Kayla Robinson is a filmmaker and artist from San Antonio, TX. After receiving her B.A. in Advertising from The University of Texas at Austin, she began her career as an art director in New York and Silicon Valley developing integrated campaigns and award-winning films for top brands like Snickers and Apple.
Passionate about capturing authentic human experiences, Kayla harnesses vulnerability as a superpower and unleashes it in her personal work. Her latest film, "Quilted Education," celebrates her mother’s artistry and drive to keep Black History alive through quilting, which had its world premiere at the 2022 Austin Film Festival. In the film, Kayla interviews her mother, Karen Robinson, who weaves Black history lessons into her quilts. The story of the quilts, and of this mother-daughter duo, is a powerful lesson in the individual commitment to your community, your legacy, and your craft. Watch "Quilted Education" on PBS.org today!
For her Reel South premiere of "Quilted Education," series digital producer Heather Nunerley connected with the filmmaker and her mother Karen Hinton Robinson to learn more about the film.
This blog has been edited and condensed for clarity.
Heather: What do you hope people learn from "Quilted Education?"
Kayla: I hope people learn that no matter what is taught in school, no one can truly stop you from seeking knowledge and learning what you desire. I also hope “Quilted Education” can serve as a symbol of gratitude and remind people to be thankful for the lessons received from their loved ones.
Karen: I hope people learn the importance of the contributions made by African Americans to this country, in spite of the challenges and racism we have faced. Many of our significant contributions have been dismissed as not important or just plain excluded from history books. Why is that?
I made the quilt in 2002 as a creative method of teaching young people about history. I especially wanted Black children to be inspired and to strive for excellence in school despite obstacles.
Heather: Because it's your mother featured throughout the film, we largely get her perspective. Can you shed light on how it was for you as her daughter? What did you think/feel about your mom presenting her quilts to educate students and the community?
Kayla: I never would’ve guessed that my conflict in elementary school would turn into a quilt with a 20+ year legacy, but that is who my mother is. She is a lifelong learner who loves to share her findings. This particular quilt highlights Black individuals of great accomplishment including those who were firsts in their field. While my mother researched it was exciting to hear about her new discoveries and the lessor known stories she uncovered. As a young Black child, it was important for me to know my history was more than slavery. This quilt was (and continues to be) a physical representation of my ability to accomplish anything I set my mind to despite what I look like. The journey may not be easy, but anything is possible. I have always been so proud to watch my mother teach or assist her, serving as her Vanna White. She’s truly an amazing woman.
Heather: Does your mother still present the quilts? If so, where?

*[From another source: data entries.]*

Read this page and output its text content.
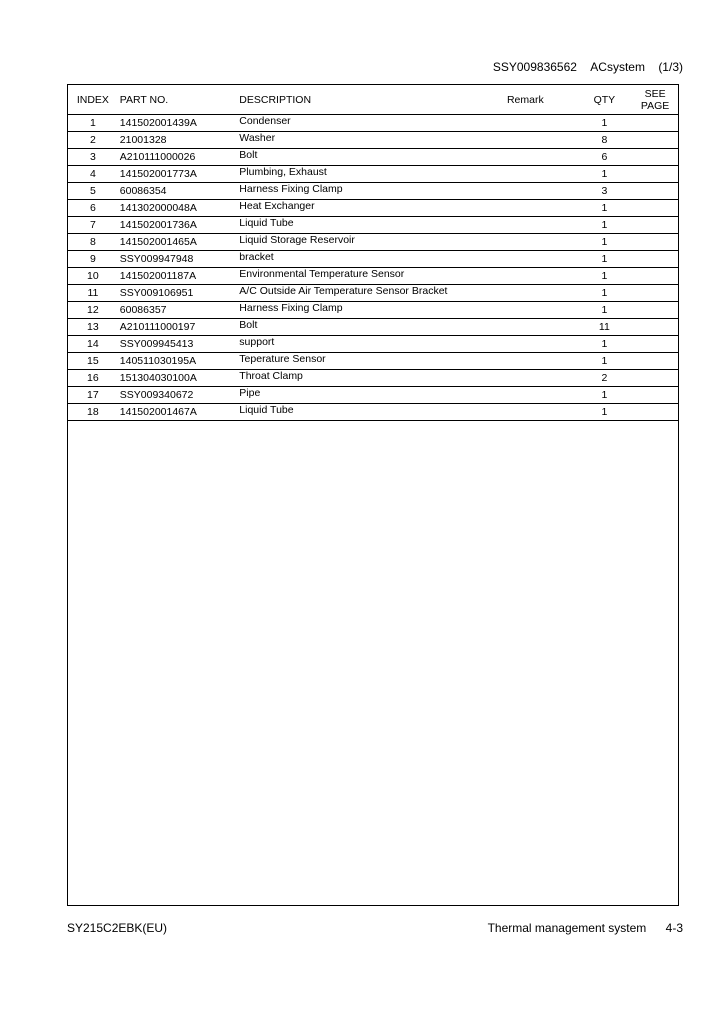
SSY009836562 ACsystem (1/3)
INDEX	PART NO.	DESCRIPTION	Remark	QTY	SEE
PAGE
1	141502001439A	Condenser		1	
2	21001328	Washer		8	
3	A210111000026	Bolt		6	
4	141502001773A	Plumbing, Exhaust		1	
5	60086354	Harness Fixing Clamp		3	
6	141302000048A	Heat Exchanger		1	
7	141502001736A	Liquid Tube		1	
8	141502001465A	Liquid Storage Reservoir		1	
9	SSY009947948	bracket		1	
10	141502001187A	Environmental Temperature Sensor		1	
11	SSY009106951	A/C Outside Air Temperature Sensor Bracket		1	
12	60086357	Harness Fixing Clamp		1	
13	A210111000197	Bolt		11	
14	SSY009945413	support		1	
15	140511030195A	Teperature Sensor		1	
16	151304030100A	Throat Clamp		2	
17	SSY009340672	Pipe		1	
18	141502001467A	Liquid Tube		1	
SY215C2EBK(EU)	Thermal management system 4-3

Karen: Yes, mostly in Texas. I have since made many more history quilts. My work has been displayed at the Carver Community Cultural Center in San Antonio, the Houston International Quilt Festival, and the UTSA Institute of Texan Cultures. I have also been commissioned to create quilts for the City of San Antonio, St Philip's College, and the historic New Light Missionary Baptist Church.
Heather: What was the number one challenge in creating the film?
Kayla: The number one challenge in creating this film was getting out of my own way and trusting I had the skill set to create something beautiful in any circumstance. When the idea for the film came about I had freshly arrived back in my hometown of San Antonio, TX after a decade of being away. I was in a now unfamiliar environment so I wanted to test myself and see how quickly I could turn an idea into action before talking myself out of it (ha). After pitching to my mom and getting her approval on the project, I reached out to an old classmate for leads on a DP, and from there the rest of my amazing crew. (Don’t skip the credits.) From idea to pre-production to production was a couple of weeks and then we spent more time in post-making sure the music was just right. In addition to a personal tribute to my mother, I now know I’m capable of building a team and creating anywhere I go.
Heather: Were there any moments you wished you captured or could include? If so, what were they and why weren't they added?
Karen: I wish we could have interviewed some of the students who participated in the interaction 20 years ago to get their feedback.
Kayla: I wish we could have captured my mother presenting to students present day. Unfortunately, the film was shot during COVID-19 so there were no workshops scheduled and it would’ve been too difficult to set one up.
Heather: What is next for you? Are you working on anything exciting you can share with us?
Kayla: I am looking forward to directing more projects this year that shine light on the perspectives of women and people of color. I am also in the early stages of writing my next film.